Decisão mantém político inelegível e sem condições de disputar pleito municipal (Foto: Arquivo/MN)
O Superior Tribunal Federal (STF) negou uma reclamação feita pela defesa do ex-prefeito de Marília, Abelardo Camarinha (Podemos), sobre uma ação em que ele foi condenado em 2020. O recurso com pedido de urgência pretendia garantir a retomada dos direitos políticos do ex-deputado estadual e federal.
Com a negativa, o político segue sem condições de concorrer à disputa eleitoral mariliense em outubro. Apesar disso, ele afirma que ainda aguarda uma decisão no âmbito do Tribunal de Justiça de São Paulo (TJ-SP), que em tese poderia mudar o entendimento do caso.
A defesa de Camarinha entrou com uma reclamação junto ao STF, pedindo uma decisão provisória, com o objetivo de cancelar a sentença da ação civil pública que o acusa de contratar trabalhadores sem concurso público, durante seu mandato como prefeito de Marília.

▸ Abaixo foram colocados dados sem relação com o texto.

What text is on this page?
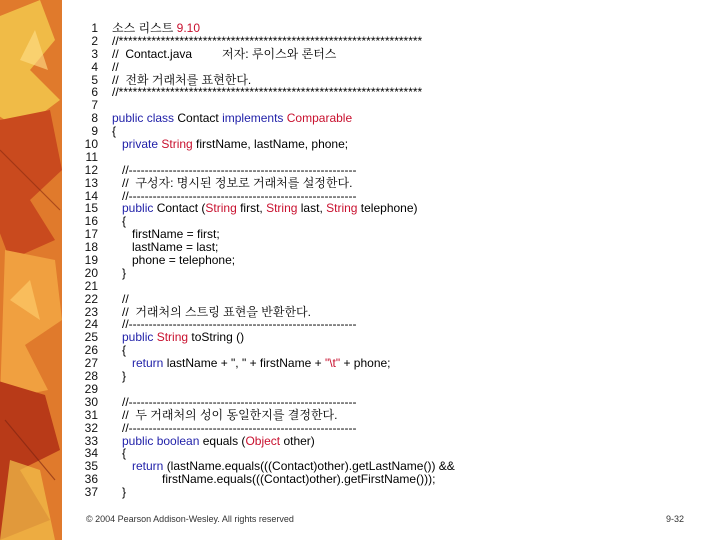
1 소스 리스트 9.10
2 //*****************************************************************
3 //  Contact.java         저자: 루이스와 론터스
4 //
5 //  전화 거래처를 표현한다.
6 //*****************************************************************
7
8 public class Contact implements Comparable
9 {
10 private String firstName, lastName, phone;
11
12 //---------------------------------------------------------
13 //  구성자: 명시된 정보로 거래처를 설정한다.
14 //---------------------------------------------------------
15 public Contact (String first, String last, String telephone)
16 {
17 firstName = first;
18 lastName = last;
19 phone = telephone;
20 }
21
22 //
23 //  거래처의 스트링 표현을 반환한다.
24 //---------------------------------------------------------
25 public String toString ()
26 {
27 return lastName + ", " + firstName + "\t" + phone;
28 }
29
30 //---------------------------------------------------------
31 //  두 거래처의 성이 동일한지를 결정한다.
32 //---------------------------------------------------------
33 public boolean equals (Object other)
34 {
35 return (lastName.equals(((Contact)other).getLastName()) &&
36 firstName.equals(((Contact)other).getFirstName()));
37 }
© 2004 Pearson Addison-Wesley. All rights reserved	9-32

A ação, que teve início em 2002, foi julgada parcialmente procedente, com fundamento no artigo 11 da Lei nº 8.429/1992, que trata da “improbidade administrativa envolvendo violação dos princípios da administração pública ou omissão intencional que prejudique a honestidade, imparcialidade e legalidade”. A sentença impôs perda da função pública, suspensão dos direitos políticos por cinco anos, pagamento de multa civil e proibição de contratar com o Poder Público.
A defesa do político argumenta que a ação pela qual Camarinha foi acusado não é mais considerada uma irregularidade, devido a uma nova lei aprovada em 2021. Como o trânsito em julgado do processo só ocorreu em 2022 (o que significa que a decisão judicial se tornou final e irrecorrível), a interpretação é de que a nova lei poderia ser aplicada ao caso.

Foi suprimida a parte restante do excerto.